Maybe that should be the title of my book.
I’ve spent the past couple of days writing about things I always wanted to write about. For a guy my age, I’ve had very few jobs. But the one job that I have always considered my fall-back position is to wash dishes at a busy restaurant. I’m serious.
I’m probably too old to do it now. But in my day, I was a proud pearl diver. (That’s slang for dish washer … I’ve also been known as a professional dish monkey, but that seems a bit derogatory.) At any rate, during my tenure behind the Hobart I’ve often heard the phrase, “I could write a book.” Which I completely believe to be true. I think, of course, Anthony Bourdain has already capped that market, but his book is mostly about cooking. Mine would be about washing. There’s really nothing quite like it. (I know what you’re thinking, and your completely wrong. It’s not gross. There are some disgusting things you have to do, but I happen to believe there’s at least one disgusting task in every job.) The restaurant world is filled with interesting characters who are willing to tell tons of stories. They all react differently (and mostly humorously) to stress. I remember one New Year’s Eve in the Depot kitchen, I was absolutely bombarded with overflowing bus tubs at the end of the night. Everyone was celebrating and popping champagne and I was working my ass off, trying to trim the time I would have to spend cleaning up. You develop an incredible amount of efficient, time-saving tricks when you are in that situation. You find a rhythm. There are periods of amazing, mindless zen-like flow. It’s actually relaxing work.

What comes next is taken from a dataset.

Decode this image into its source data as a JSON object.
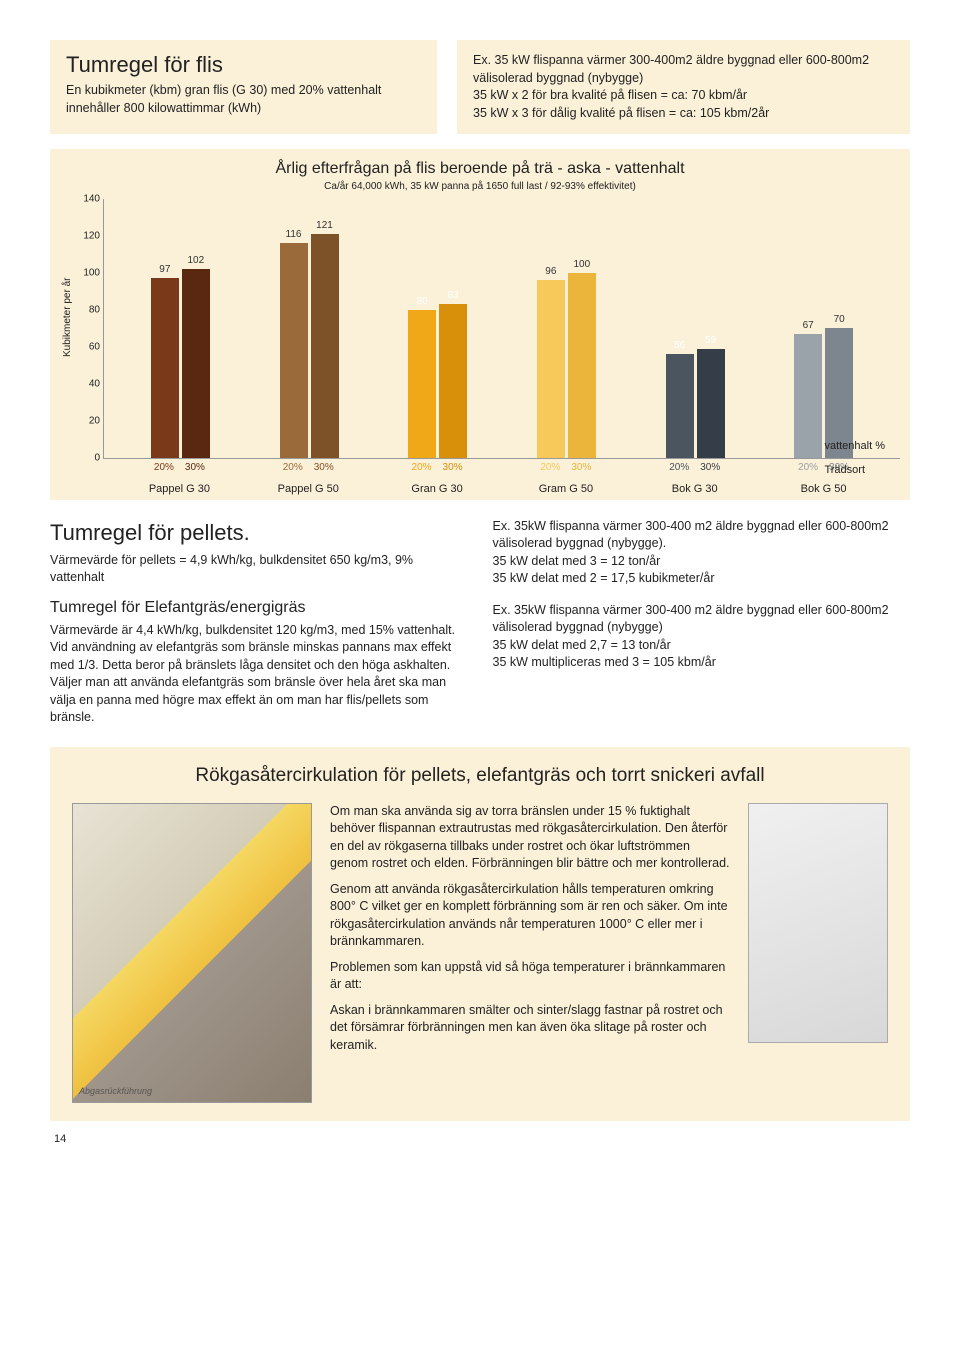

And when you’re done, you’re done. There’s no bringing dirty dishes home with you at the end of the night. You usually have to clean the kitchen, mop the floors, take out the garbage and lock the doors. Done. No unanswered phone messages or email box. Just you, the dishes and the machine.
In many ways, these past few weeks have been like that for me. Once I get in the zone, I could stay here for hours. I listen to these people from my past. They are talking to me. Some of them are saying things for the second or third time, some of it (I freely admit) I’m putting in their mouths. It’s probably things they should have said. Or I should have heard. I actually don’t think that much about it. (I’m very thankful for that.)
And when I’m done … when I’ve reached the end of the story, or I think people who might want to read should take a break … I’m done. It’s one of the most utterly satisfying feelings I’ve ever had.
Maybe that’s why my mind is drifting back to my first real boss—Ruth Perrini—who used to command the kitchen at the Hideaway with a sharp tongue, an iron fist and a huge heart. She used to say, “It takes all kinds, Grant. It takes all kinds.” I remember the line cooks at the Depot (they were both named Dan when I worked there) who would come into the back kitchen and sigh, “It’s so clean back here. And it’s so quiet.” Poor suckers. They had to cook in front of the diners. That’s not unlike being asked to perform a cold-reading at an audition. And yes, I remember the intoxicating, yeasty smell of the bottom of the dough bucket at Godfather’s Pizza. Spraying that down with a faucet hose was a lot like swilling a beer. But when you were finished, the whole kitchen sparkled.
I’m thankful for them all. All the dishes. All the jobs. All the characters.
And some day, if I ever fall on hard times job, I just might take it up again.